Immigration should, therefore, be front-and-centre of policy makers’ minds when attempting to solve shortages in housing and/or affordability concerns.
Strangely, however, policy makers and commentators tend to ignore the immigration elephant and instead focus on the supply-side, despite the fact that in high immigration nations like Australia and New Zealand, high rates of household formation is the primary cause of supply problems.
With this background in mind, it is encouraging to see Interest.co.nz’s Greg Ninness call on Jacinda Ardern’s Labour Party Government “to consider immigration’s effect on housing demand before it starts reopening the borders”:
If we are going to solve the housing crisis we need to take a serious look at the effect immigration has on housing demand.

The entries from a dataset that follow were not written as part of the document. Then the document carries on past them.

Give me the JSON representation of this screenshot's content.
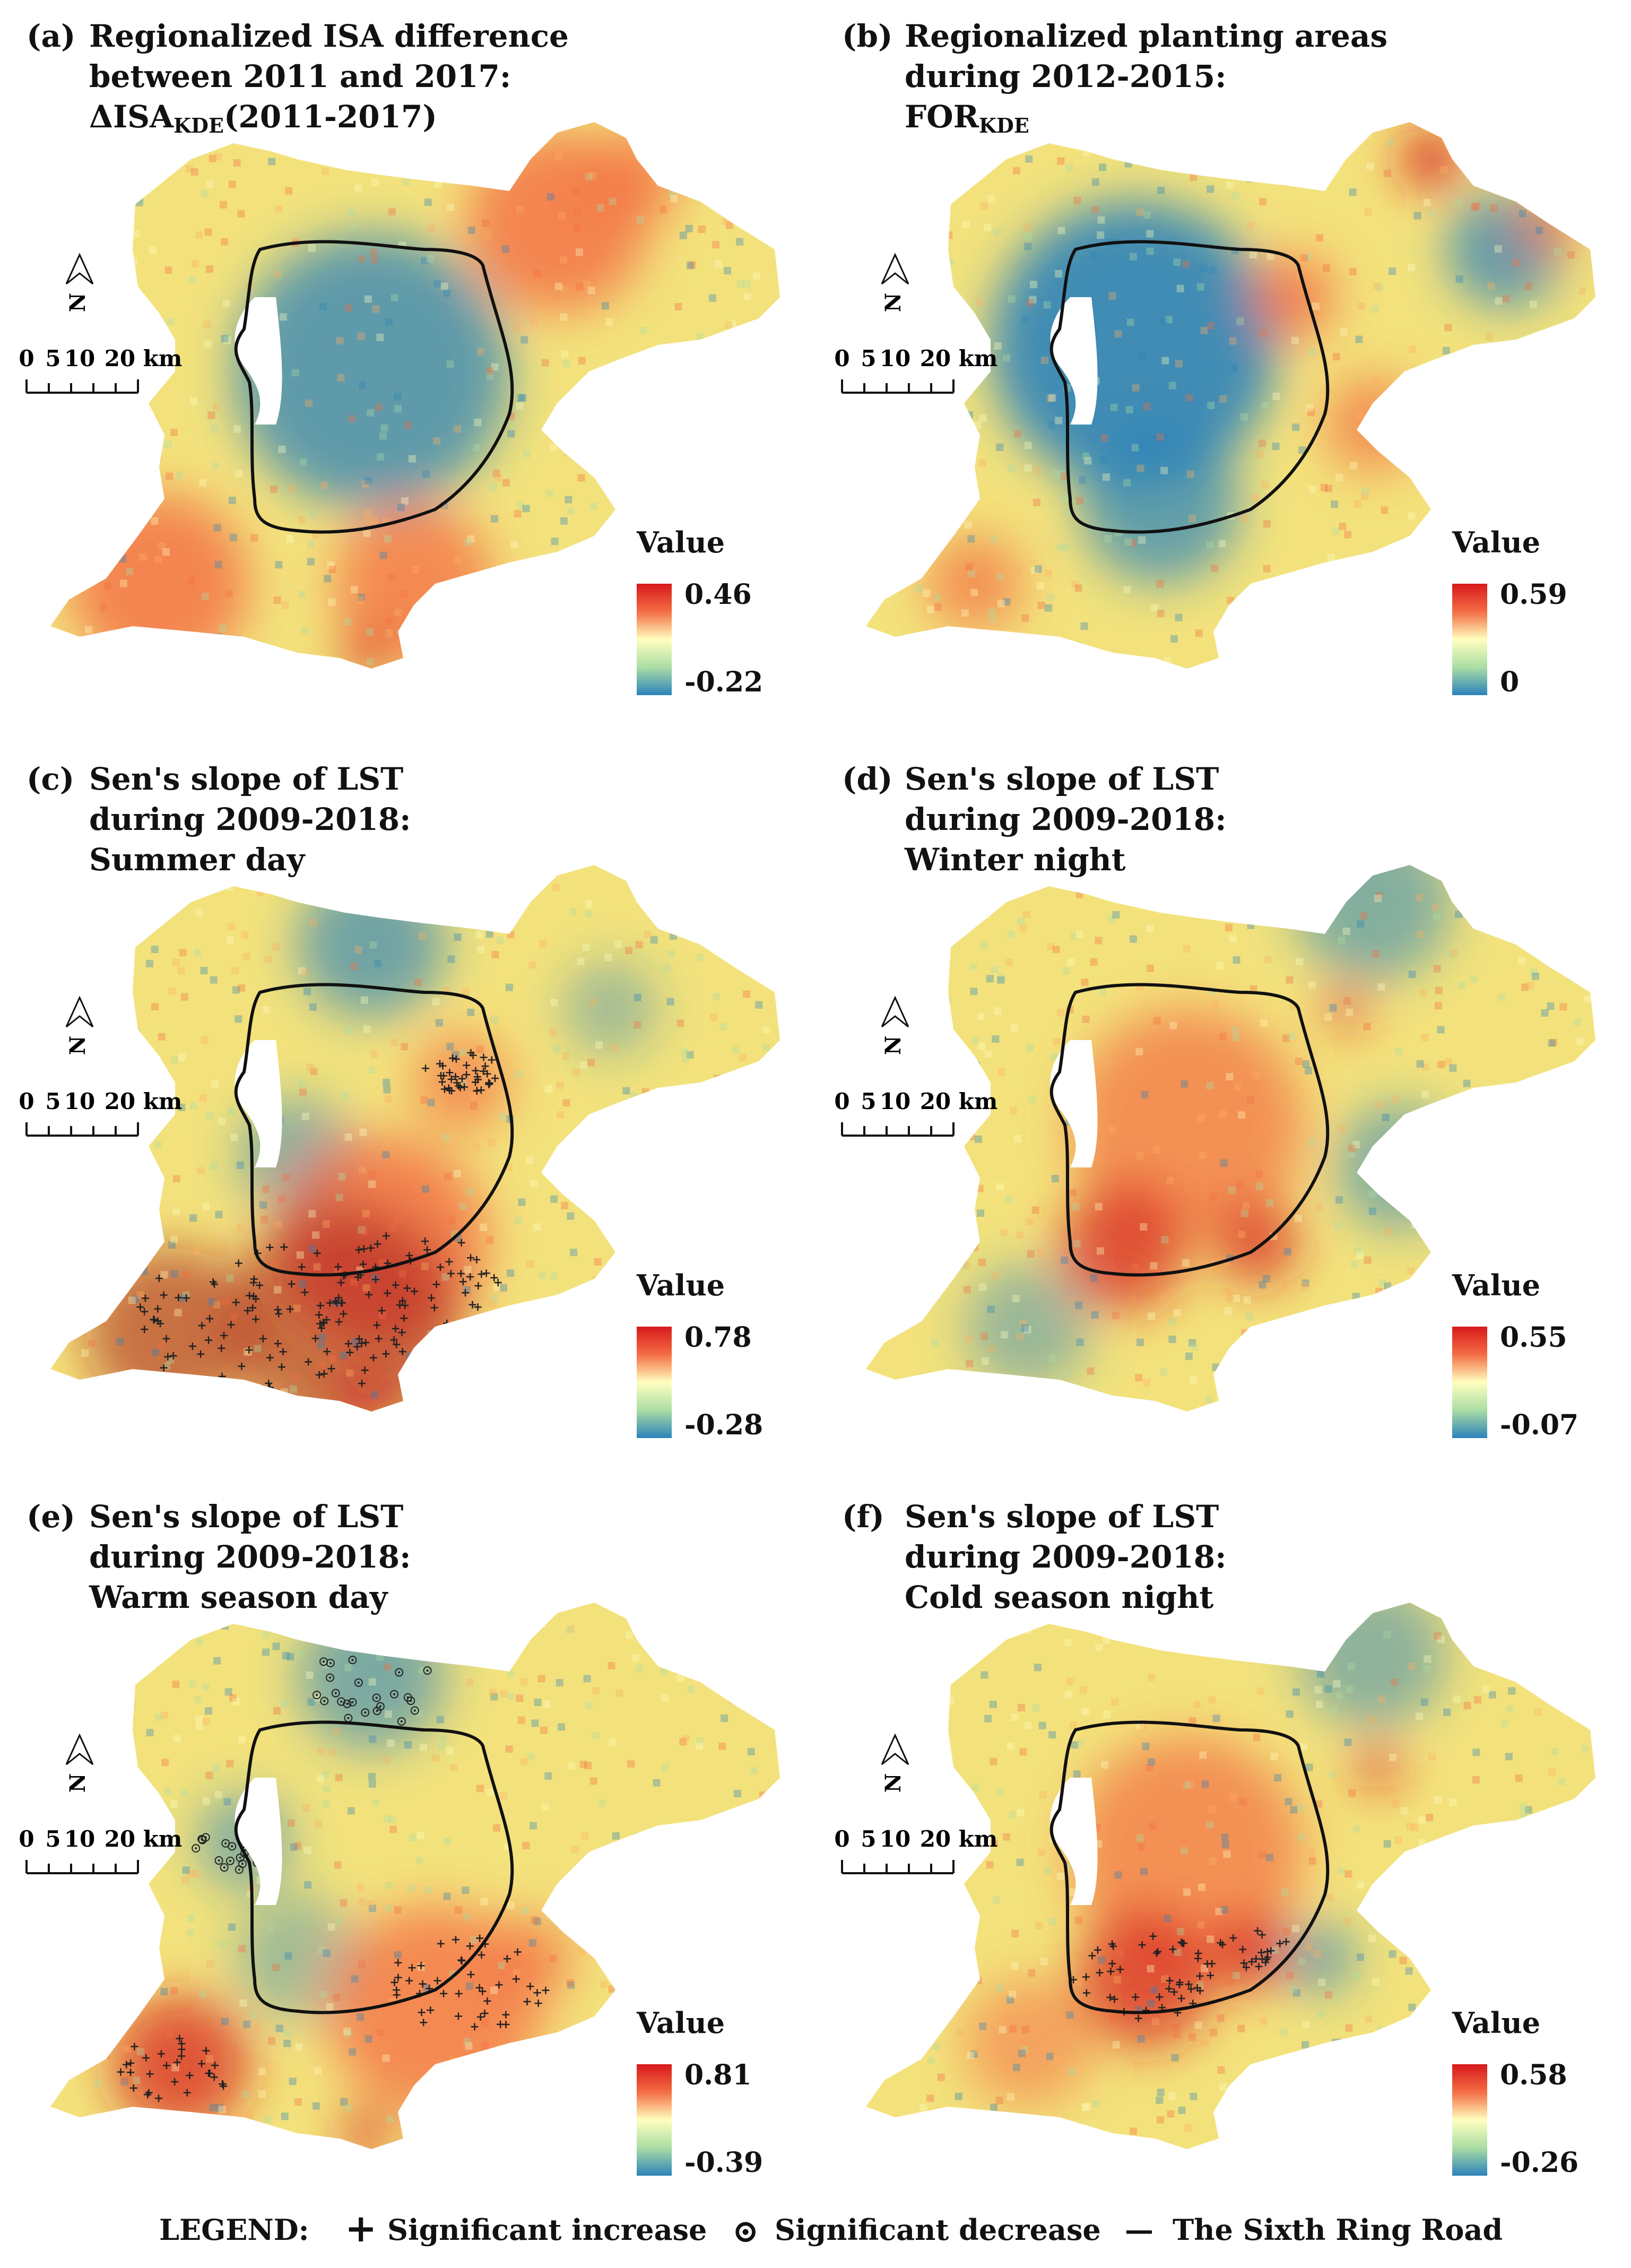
{
  "panels": [
    {
      "tag": "(a)",
      "lines": [
        "Regionalized ISA difference",
        "between 2011 and 2017:"
      ],
      "line3": {
        "pre": "ΔISA",
        "sub": "KDE",
        "post": "(2011-2017)"
      },
      "value_label": "Value",
      "max": "0.46",
      "min": "-0.22",
      "palette": "a"
    },
    {
      "tag": "(b)",
      "lines": [
        "Regionalized planting areas",
        "during 2012-2015:"
      ],
      "line3": {
        "pre": "FOR",
        "sub": "KDE",
        "post": ""
      },
      "value_label": "Value",
      "max": "0.59",
      "min": "0",
      "palette": "b"
    },
    {
      "tag": "(c)",
      "lines": [
        "Sen's slope of LST",
        "during 2009-2018:",
        "Summer day"
      ],
      "value_label": "Value",
      "max": "0.78",
      "min": "-0.28",
      "palette": "c"
    },
    {
      "tag": "(d)",
      "lines": [
        "Sen's slope of LST",
        "during 2009-2018:",
        "Winter night"
      ],
      "value_label": "Value",
      "max": "0.55",
      "min": "-0.07",
      "palette": "d"
    },
    {
      "tag": "(e)",
      "lines": [
        "Sen's slope of LST",
        "during 2009-2018:",
        "Warm season day"
      ],
      "value_label": "Value",
      "max": "0.81",
      "min": "-0.39",
      "palette": "e"
    },
    {
      "tag": "(f)",
      "lines": [
        "Sen's slope of LST",
        "during 2009-2018:",
        "Cold season night"
      ],
      "value_label": "Value",
      "max": "0.58",
      "min": "-0.26",
      "palette": "f"
    }
  ],
  "scale_bar": {
    "label_0": "0",
    "label_5": "5",
    "label_10": "10",
    "label_20": "20 km",
    "north": "N"
  },
  "legend": {
    "title": "LEGEND:",
    "increase_symbol": "+",
    "increase": "Significant increase",
    "decrease_symbol": "⊙",
    "decrease": "Significant decrease",
    "ring_symbol": "—",
    "ring": "The Sixth Ring Road"
  },
  "colors": {
    "red": "#d7191c",
    "orange": "#f46d43",
    "yellow": "#ffffbf",
    "green": "#abdda4",
    "blue": "#2b83ba"
  }
}
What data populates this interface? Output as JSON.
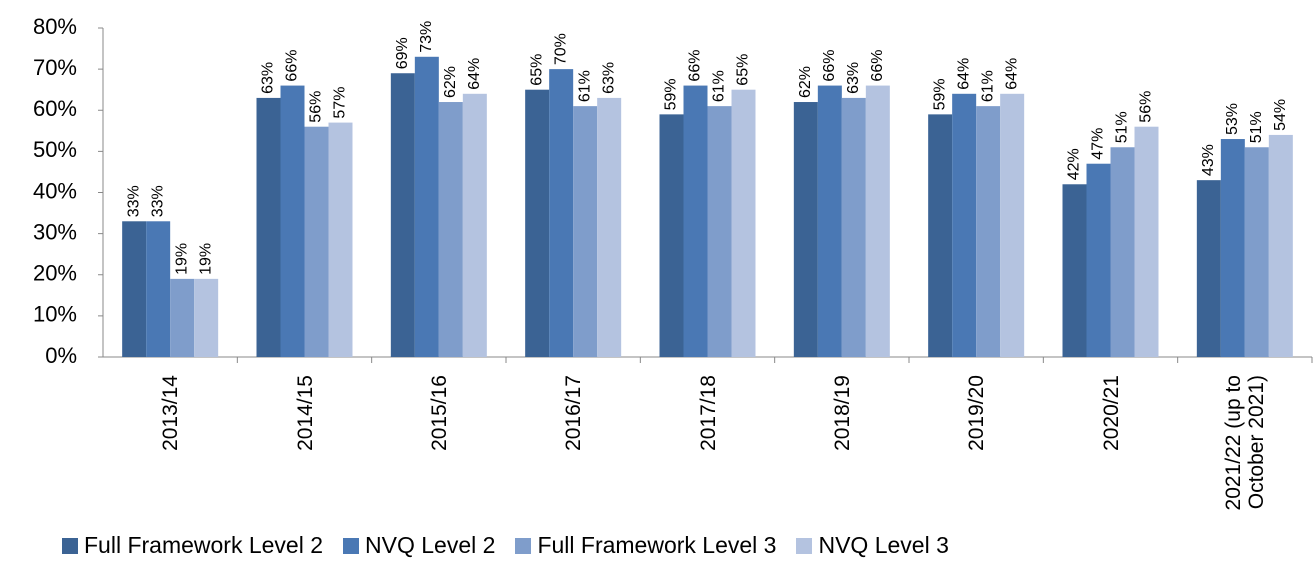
{
  "chart_data": {
    "type": "bar",
    "categories": [
      "2013/14",
      "2014/15",
      "2015/16",
      "2016/17",
      "2017/18",
      "2018/19",
      "2019/20",
      "2020/21",
      "2021/22 (up to October 2021)"
    ],
    "series": [
      {
        "name": "Full Framework Level 2",
        "color": "#3b6394",
        "values": [
          33,
          63,
          69,
          65,
          59,
          62,
          59,
          42,
          43
        ],
        "value_labels": [
          "33%",
          "63%",
          "69%",
          "65%",
          "59%",
          "62%",
          "59%",
          "42%",
          "43%"
        ]
      },
      {
        "name": "NVQ Level 2",
        "color": "#4a78b4",
        "values": [
          33,
          66,
          73,
          70,
          66,
          66,
          64,
          47,
          53
        ],
        "value_labels": [
          "33%",
          "66%",
          "73%",
          "70%",
          "66%",
          "66%",
          "64%",
          "47%",
          "53%"
        ]
      },
      {
        "name": "Full Framework Level 3",
        "color": "#7f9dcb",
        "values": [
          19,
          56,
          62,
          61,
          61,
          63,
          61,
          51,
          51
        ],
        "value_labels": [
          "19%",
          "56%",
          "62%",
          "61%",
          "61%",
          "63%",
          "61%",
          "51%",
          "51%"
        ]
      },
      {
        "name": "NVQ Level 3",
        "color": "#b4c3e0",
        "values": [
          19,
          57,
          64,
          63,
          65,
          66,
          64,
          56,
          54
        ],
        "value_labels": [
          "19%",
          "57%",
          "64%",
          "63%",
          "65%",
          "66%",
          "64%",
          "56%",
          "54%"
        ]
      }
    ],
    "ylim": [
      0,
      80
    ],
    "yticks": [
      {
        "value": 0,
        "label": "0%"
      },
      {
        "value": 10,
        "label": "10%"
      },
      {
        "value": 20,
        "label": "20%"
      },
      {
        "value": 30,
        "label": "30%"
      },
      {
        "value": 40,
        "label": "40%"
      },
      {
        "value": 50,
        "label": "50%"
      },
      {
        "value": 60,
        "label": "60%"
      },
      {
        "value": 70,
        "label": "70%"
      },
      {
        "value": 80,
        "label": "80%"
      }
    ],
    "legend": "bottom"
  }
}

That’s because immigration is the biggest driver of New Zealand’s population growth, which means it’s probably also the biggest driver of demand for housing…
It will also affect the demand for social services such as health and education and the need for other infrastructure such as transport and utilities.
Two of the biggest beneficiaries of high levels of immigration are employers and the tertiary education sector, so it is not surprising that they are often at the vanguard of promoting mass immigration policies. However the costs of those policies, such as pressures on housing and other infrastructure, must be borne by the wider population.
Truer words have never been written. The situation is exactly the same in Australia where 100% of Australia’s future population growth is projected by the ABS to come from net overseas migration (NOM) – either directly as migrants disembark the plane or indirectly when migrants later have children (counted as ‘natural increase’):
The 17.5 million population growth projected for Australia between 2016 and 2067 – all via NOM – will require roughly 7 million additional homes to be built over that time.
Thus, any talk about ‘housing affordability’ or ‘housing shortages’ must address the mass immigration issue, since it is the key long-term structural driver of these problems.